The demand comes at a time when Judicial support staff are on strike, pressing for their conditions of service to be approved by Parliament as is the case with judicial officers, notably magistrates and judges.
The support staff are also demanding the resignation of Chief Justice Andrew Nyirenda and registrar of the High Court and Supreme Court of Appeal Agnes Patemba for allegedly failing to address their grievances.
In a petition we have seen, addressed to the Solicitor General (SG) Gertrude Hiwa, the government lawyers are demanding the adjustment of non-practising allowance (NPA), which they receive as a recompense for not practising private legal work, from K150 000 to K350 000.
The lawyers have given government 21 days to act.
The lawyers are also demanding the introduction of a K300 000 housing allowance, introduction of a car loan and medical schemes, introduction of risk allowance and adjustment of monthly airtime allocation, currently at K15 000.
The State advocates, who are about 60 in number, claim that their demands are genuine as they sometimes handle sensitive court cases, which endanger their lives.
Reads, in part, the petition date March 25 2019: “Madam Solicitor General, as lawyers in the Civil Service, sometimes we handle very sensitive cases yet we can easily be targeted as we do not have security both at home and on our way home. Our homes, as already said, are in suburbs where security is compromised. We put our lives at risk for the sake of government’s interest. As such, we feel that we should be entitled to Risk allowance”.
But two months after presenting the petition, the lawyers have not received any response from the SG, a development that compelled them to write a follow up letter on May 8, which, again, she did not respond to.
The SG’s silence on the matter angered the lawyers, who on July 11, wrote another follow up letter and booked an appointment to meet Hiwa, who is also the ministry’s Principal Secretary to discuss matters in the petition.
On the second follow up letter, the lawyers gave government 21 days to respond to the petition and threatened to take an industrial action on expiry of the 21 days.
Reads the reminder letter, in part: “Kindly refer to the petition dated March 25 2019 and the follow up letter dated May 8 2019 to which we have had no formal response. We would like to book an appointment with you, preferably within seven days from the date of this letter, to discuss matters pertaining to the petition and what has of the petition.transpired since the submission
“In the unlikely event that our proposed meeting does not take place or that there is still no meaningful resolution to all the concerns raised in the petition, we will be left with no option but to take an industrial action within 21 days from the date of this letter”.
The ministry’s spokesperson Pilirani Masanjala, in an e-mail response on Tuesday, confirmed that the Office of the Solicitor General received a petition and a follow-up letter from the Ministry of Justice lawyers.

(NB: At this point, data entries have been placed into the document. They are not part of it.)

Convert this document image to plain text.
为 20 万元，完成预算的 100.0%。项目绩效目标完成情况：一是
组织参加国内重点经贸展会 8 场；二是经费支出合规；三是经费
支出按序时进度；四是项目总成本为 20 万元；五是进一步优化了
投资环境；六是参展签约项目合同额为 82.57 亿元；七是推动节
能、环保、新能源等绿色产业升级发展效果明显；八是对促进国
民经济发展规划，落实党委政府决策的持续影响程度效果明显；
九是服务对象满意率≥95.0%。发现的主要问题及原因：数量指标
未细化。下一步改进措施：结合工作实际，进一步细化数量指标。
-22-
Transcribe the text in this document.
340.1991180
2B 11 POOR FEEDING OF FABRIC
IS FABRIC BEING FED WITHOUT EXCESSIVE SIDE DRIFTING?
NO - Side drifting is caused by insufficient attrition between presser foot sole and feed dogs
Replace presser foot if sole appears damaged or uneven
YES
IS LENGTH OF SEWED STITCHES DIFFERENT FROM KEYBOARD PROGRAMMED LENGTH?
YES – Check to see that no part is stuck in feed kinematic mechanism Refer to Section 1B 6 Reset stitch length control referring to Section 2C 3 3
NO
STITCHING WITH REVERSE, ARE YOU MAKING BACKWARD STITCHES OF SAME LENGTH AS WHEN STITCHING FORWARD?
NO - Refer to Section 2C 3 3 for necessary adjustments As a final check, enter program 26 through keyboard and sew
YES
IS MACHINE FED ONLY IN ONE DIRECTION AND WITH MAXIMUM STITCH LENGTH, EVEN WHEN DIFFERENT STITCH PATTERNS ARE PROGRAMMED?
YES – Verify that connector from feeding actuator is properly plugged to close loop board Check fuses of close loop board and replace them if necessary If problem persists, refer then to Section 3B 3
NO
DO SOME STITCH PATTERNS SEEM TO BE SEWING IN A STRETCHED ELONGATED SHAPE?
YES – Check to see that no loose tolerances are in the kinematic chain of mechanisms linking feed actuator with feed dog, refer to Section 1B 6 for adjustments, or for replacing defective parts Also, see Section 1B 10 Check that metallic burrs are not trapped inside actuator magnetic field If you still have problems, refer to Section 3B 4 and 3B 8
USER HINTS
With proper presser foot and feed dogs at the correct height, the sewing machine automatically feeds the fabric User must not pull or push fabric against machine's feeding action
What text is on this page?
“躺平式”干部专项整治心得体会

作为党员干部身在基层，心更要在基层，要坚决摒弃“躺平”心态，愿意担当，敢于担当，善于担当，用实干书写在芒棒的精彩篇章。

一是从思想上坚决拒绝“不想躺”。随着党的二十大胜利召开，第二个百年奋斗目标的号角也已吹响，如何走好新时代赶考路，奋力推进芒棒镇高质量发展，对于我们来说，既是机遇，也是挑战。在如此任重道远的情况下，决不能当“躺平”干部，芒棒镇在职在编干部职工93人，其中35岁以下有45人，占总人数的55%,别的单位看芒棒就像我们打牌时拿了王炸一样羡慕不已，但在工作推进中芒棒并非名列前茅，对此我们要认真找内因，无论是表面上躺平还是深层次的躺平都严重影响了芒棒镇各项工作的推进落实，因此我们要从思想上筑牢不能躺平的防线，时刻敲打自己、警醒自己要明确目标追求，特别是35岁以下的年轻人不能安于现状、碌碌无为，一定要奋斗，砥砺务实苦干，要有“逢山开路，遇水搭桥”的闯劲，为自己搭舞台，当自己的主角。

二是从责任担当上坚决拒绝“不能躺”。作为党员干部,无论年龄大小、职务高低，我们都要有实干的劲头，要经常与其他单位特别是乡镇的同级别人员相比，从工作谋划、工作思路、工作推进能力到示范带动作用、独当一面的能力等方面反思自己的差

He backed the petitioners, saying: “The matters raised in the petition are genuine and warranted in light of the nature of their job”.
Said Masanjala: “The Office of the Solicitor General received a petition from the Ministry of Justice lawyers dated May 25 and the follow-up letter dated July 11. Management has since been working with the relevant ministries, departments and agencies (MDAs) that can assist with addressing the matters raised by the lawyers.
“Management is, therefore, taking the demands of the lawyers seriously and believes the matters will be resolved amicably without reaching the extent that the lawyers proceed with an industrial action”.
In an interview on Monday, one of the State advocates, who spoke on condition of anonymity, claimed that their conditions of service were last reviewed in 2010 and they will not reverse their plan to down tools if government fails to address their concerns within the 21 days—which ends on August 2.
Commenting on the petition by government lawyers, in an interview on Wednesday, MLS honorary secretary Martha Kaukonde observed that in every contract, the parties have freedom to agree on terms and renegotiate them at any point the contract subsists. She, however, expressed optimism that the two sides will amicably discuss the issue and come up with a perfect solution that will not necessitate an industrial action.